Bombardier a également annoncé avoir signé une entente en vue de la vente de ses usines de fabrication de pièces aéronautiques de Belfast, en Irlande du Nord, et de Casablanca, au Maroc, en plus d’un atelier de réparation à Dallas, à l’américaine Spirit AeroSystems.

Celle-ci versera à Bombardier la somme de 500 millions de dollars américains, en plus d’assumer environ 700 millions de dollars de passif, liés notamment aux fonds de pension et à des remboursements d’aide gouvernementale.

Le total de 1,2 milliard de dollars est légèrement supérieur à ce qu’avaient anticipé les analystes. Spirit, qui fabrique notamment les fuselages des 737 MAX de Boeing cloués au sol, cherchait à diversifier sa clientèle. L’acquisition lui permettra de se rapprocher d’Airbus. L’usine de Belfast construit entre autres les ailes de l’A220 et des nacelles pour l’A320.

Ces 500 millions, auxquels devraient s’ajouter 550 millions pour la vente du programme CRJ et les 1,6 milliard prévus au quatrième trimestre, pourraient signifier que Bombardier terminerait l’année 2019 avec des ressources disponibles à court terme d’environ 5 milliards, a calculé Benoit Poirier, de Desjardins.
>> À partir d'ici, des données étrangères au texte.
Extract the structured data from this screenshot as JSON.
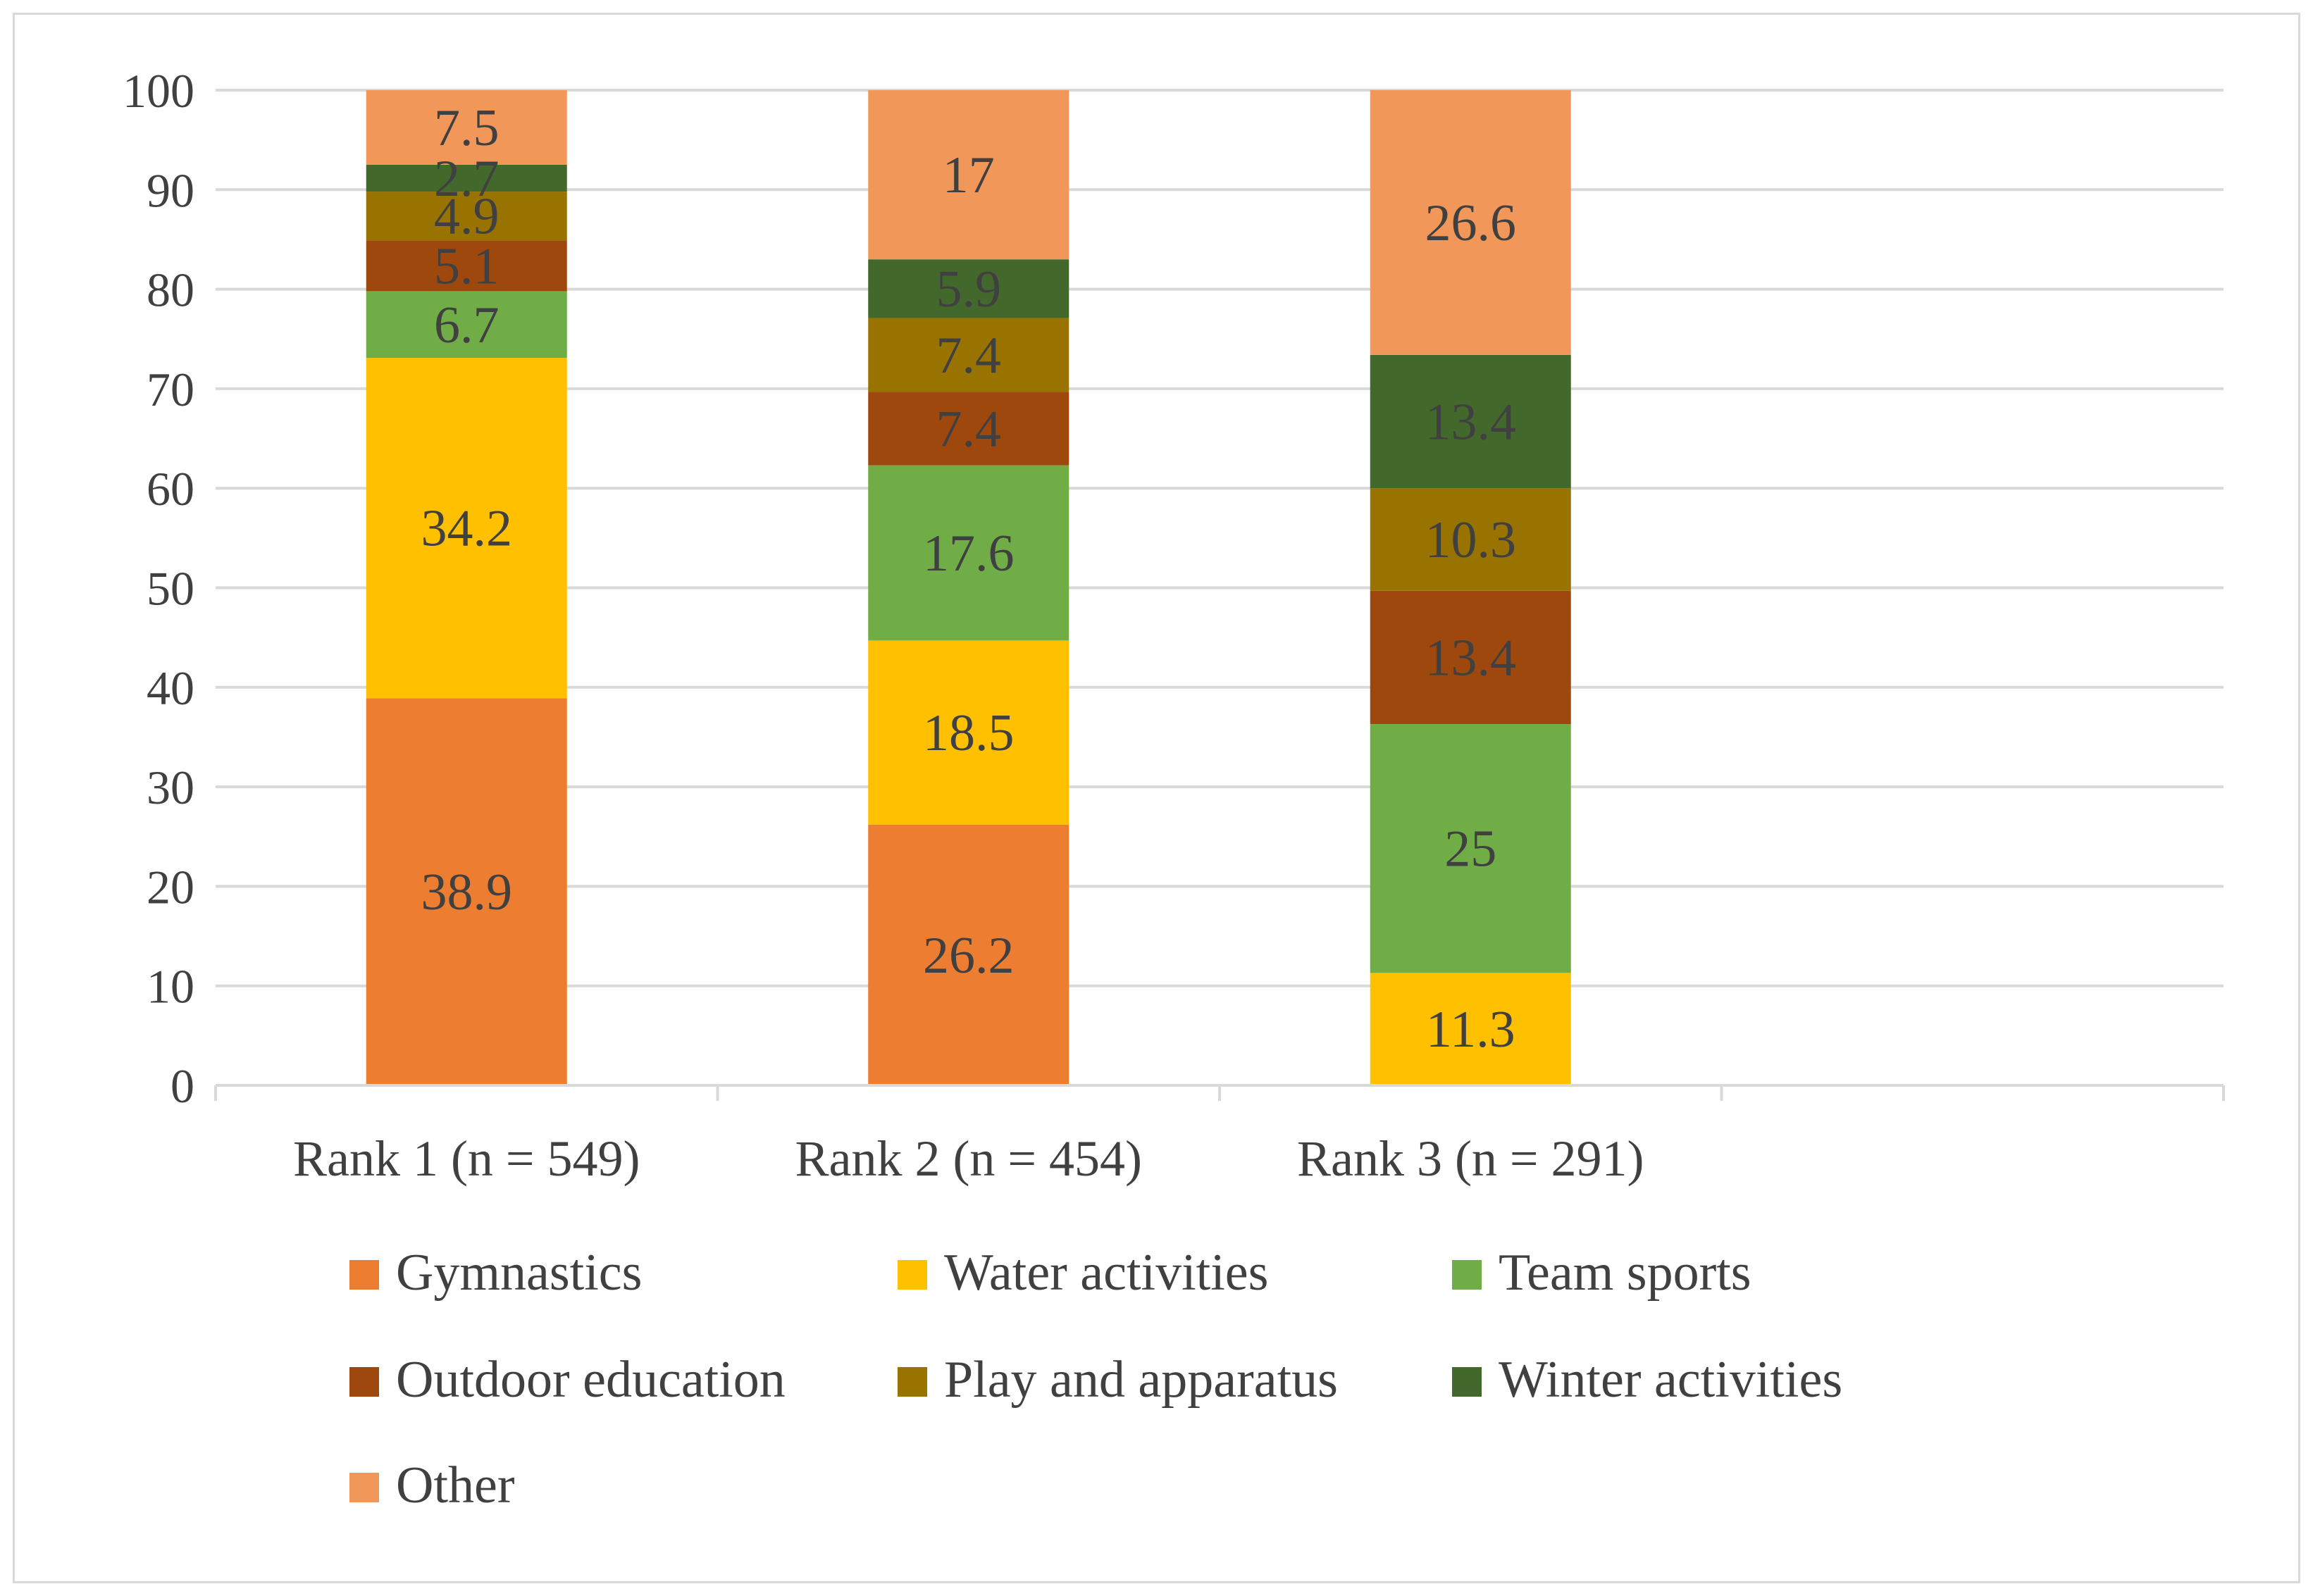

« Nous estimons que cette amélioration devrait donner à Bombardier un coussin suffisant pour racheter la part de la Caisse de dépôt dans la division Transport au cours de la deuxième moitié de 2020 », ajoute-t-il.

La direction de l’entreprise a par ailleurs décidé de reporter à février prochain, au moment du dévoilement de ses résultats financiers du quatrième trimestre, la publication de ses prévisions pour l’année 2020. L’entreprise diffusait généralement ces prévisions au mois de décembre.